Rich's nautical obsession dates back to her childhood. "When I was young I used to go to Cape Cod and my uncle used to take us out on his boat. It was an incredible experience. Once, our boat passed Honey Fitz, John F Kennedy's boat. I was very little but so blown away. I said from that moment: 'I want to enjoy the world, it looks so beautiful from a boat'. That's what I love about boating, pulling into different ports and cultures."
The onboard recording studio was one quirky addition but it is the pole she had bolted on to one deck for impromptu pole dancing classes that is most unexpected.
Rich is notorious for throwing lavish parties at her penthouse in New York, whether for fun or fundraising, and wanted her floating home to be just as party-friendly. It is no surprise that she has adjusted the set-up to accommodate live music. "I created a special stand on the Jacuzzi so that the DJ could stand on top of it. And on the main deck, the upper deck, I can seat 50 people.

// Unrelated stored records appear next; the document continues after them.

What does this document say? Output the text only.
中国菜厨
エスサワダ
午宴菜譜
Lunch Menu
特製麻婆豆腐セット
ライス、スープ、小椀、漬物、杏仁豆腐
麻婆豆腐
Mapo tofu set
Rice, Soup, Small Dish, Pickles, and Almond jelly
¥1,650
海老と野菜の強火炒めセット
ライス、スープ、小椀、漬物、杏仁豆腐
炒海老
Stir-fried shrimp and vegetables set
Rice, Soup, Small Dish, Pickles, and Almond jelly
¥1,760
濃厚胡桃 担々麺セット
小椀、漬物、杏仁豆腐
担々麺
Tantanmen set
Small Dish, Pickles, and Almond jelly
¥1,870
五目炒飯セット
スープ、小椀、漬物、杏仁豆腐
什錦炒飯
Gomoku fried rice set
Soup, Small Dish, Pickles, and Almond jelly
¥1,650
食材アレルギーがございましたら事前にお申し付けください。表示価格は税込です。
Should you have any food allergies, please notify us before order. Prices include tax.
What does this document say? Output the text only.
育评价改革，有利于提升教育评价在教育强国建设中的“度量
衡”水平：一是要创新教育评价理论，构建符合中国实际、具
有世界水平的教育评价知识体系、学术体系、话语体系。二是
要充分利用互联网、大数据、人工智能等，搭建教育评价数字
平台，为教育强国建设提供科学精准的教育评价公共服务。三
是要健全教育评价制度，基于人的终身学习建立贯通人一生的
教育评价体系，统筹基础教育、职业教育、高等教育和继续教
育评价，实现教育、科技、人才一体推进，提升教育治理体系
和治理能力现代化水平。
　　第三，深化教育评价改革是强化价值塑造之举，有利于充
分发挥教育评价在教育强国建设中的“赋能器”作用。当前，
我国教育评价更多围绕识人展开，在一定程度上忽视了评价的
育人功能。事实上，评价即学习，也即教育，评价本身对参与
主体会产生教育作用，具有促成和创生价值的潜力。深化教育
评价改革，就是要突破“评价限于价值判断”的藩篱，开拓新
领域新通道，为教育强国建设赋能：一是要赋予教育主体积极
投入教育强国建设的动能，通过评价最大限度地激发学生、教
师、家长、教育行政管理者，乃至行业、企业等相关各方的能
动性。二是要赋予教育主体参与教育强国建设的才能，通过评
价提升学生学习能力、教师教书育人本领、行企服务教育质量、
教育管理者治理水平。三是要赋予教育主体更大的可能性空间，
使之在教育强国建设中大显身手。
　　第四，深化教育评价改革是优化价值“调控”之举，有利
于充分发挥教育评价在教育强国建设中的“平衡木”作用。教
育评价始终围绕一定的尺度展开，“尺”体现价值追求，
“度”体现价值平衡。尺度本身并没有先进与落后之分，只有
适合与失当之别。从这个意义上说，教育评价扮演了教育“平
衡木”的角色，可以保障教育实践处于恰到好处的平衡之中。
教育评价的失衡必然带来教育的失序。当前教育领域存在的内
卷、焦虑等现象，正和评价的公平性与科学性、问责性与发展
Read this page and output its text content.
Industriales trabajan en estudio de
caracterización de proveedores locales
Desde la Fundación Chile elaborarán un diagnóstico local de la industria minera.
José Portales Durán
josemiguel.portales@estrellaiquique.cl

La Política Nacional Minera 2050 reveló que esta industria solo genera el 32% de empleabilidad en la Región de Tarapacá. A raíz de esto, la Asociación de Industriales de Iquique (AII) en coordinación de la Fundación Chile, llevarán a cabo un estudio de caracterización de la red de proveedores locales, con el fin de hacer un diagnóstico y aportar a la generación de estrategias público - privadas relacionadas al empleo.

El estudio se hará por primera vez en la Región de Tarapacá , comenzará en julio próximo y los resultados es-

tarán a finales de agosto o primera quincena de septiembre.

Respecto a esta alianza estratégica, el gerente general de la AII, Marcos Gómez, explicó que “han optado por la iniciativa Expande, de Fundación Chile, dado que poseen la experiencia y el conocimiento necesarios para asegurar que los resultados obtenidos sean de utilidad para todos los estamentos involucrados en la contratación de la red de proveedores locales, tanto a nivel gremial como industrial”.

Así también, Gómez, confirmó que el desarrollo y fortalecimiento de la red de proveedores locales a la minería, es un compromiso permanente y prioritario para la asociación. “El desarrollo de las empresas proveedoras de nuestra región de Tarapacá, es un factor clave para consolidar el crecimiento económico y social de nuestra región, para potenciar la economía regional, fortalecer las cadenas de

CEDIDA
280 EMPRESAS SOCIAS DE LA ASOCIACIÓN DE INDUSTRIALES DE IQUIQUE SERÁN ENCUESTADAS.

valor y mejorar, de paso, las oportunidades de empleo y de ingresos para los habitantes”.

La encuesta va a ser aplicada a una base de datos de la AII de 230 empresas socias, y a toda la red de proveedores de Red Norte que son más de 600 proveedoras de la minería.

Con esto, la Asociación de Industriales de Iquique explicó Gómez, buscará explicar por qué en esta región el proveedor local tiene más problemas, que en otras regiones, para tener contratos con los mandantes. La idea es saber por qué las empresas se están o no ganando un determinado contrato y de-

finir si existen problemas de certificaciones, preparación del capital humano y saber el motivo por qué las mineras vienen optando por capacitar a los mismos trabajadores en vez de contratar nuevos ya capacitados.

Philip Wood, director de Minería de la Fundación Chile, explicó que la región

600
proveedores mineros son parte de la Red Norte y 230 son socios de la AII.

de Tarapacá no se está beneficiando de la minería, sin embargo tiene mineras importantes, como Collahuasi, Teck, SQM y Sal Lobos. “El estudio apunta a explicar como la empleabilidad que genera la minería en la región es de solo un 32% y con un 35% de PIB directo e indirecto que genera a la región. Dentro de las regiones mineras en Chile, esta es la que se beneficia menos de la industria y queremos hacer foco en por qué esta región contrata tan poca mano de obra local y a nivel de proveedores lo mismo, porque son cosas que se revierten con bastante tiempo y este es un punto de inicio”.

Her floating home is not just geared to her guests; it's also an intimate place where Rich can contemplate and decompress. "On the fly bridge deck, I have a sofa that goes from one length of the boat to the other so at night you can sleep on it, lie on it, look at the stars. Coming into port, sitting out on deck is so beautiful and very romantic."
Rich's dual lives of social hostess-cum-liberal fundraiser and songwriter-for-hire only truly merge once a year, at her chalet in Aspen. "I do a writers' camp there where I bring a lot of songwriters together with [recording] artists and we spend three to four days in the house."
She pours out her creative impulses in Aspen, away from the constraints of what's expected or proper. "I was very lucky. I found a chalet with beautiful views of the mountains, very cosy and warm - my homes are all like that but especially Aspen, which is very family-oriented." She finds songwriting easiest in Colorado. "Aspen is very spiritual, the Yucca Indians have burial ground there, so there's a lot of feeling," she confides. "I write a lot when I go to Aspen. One song I just wrote looking at the mountains and the view. I was so inspired by the sky." Its title is all too fitting for the globe-trotting, house-hopping, identity-swapping Rich: "Home Away From Home".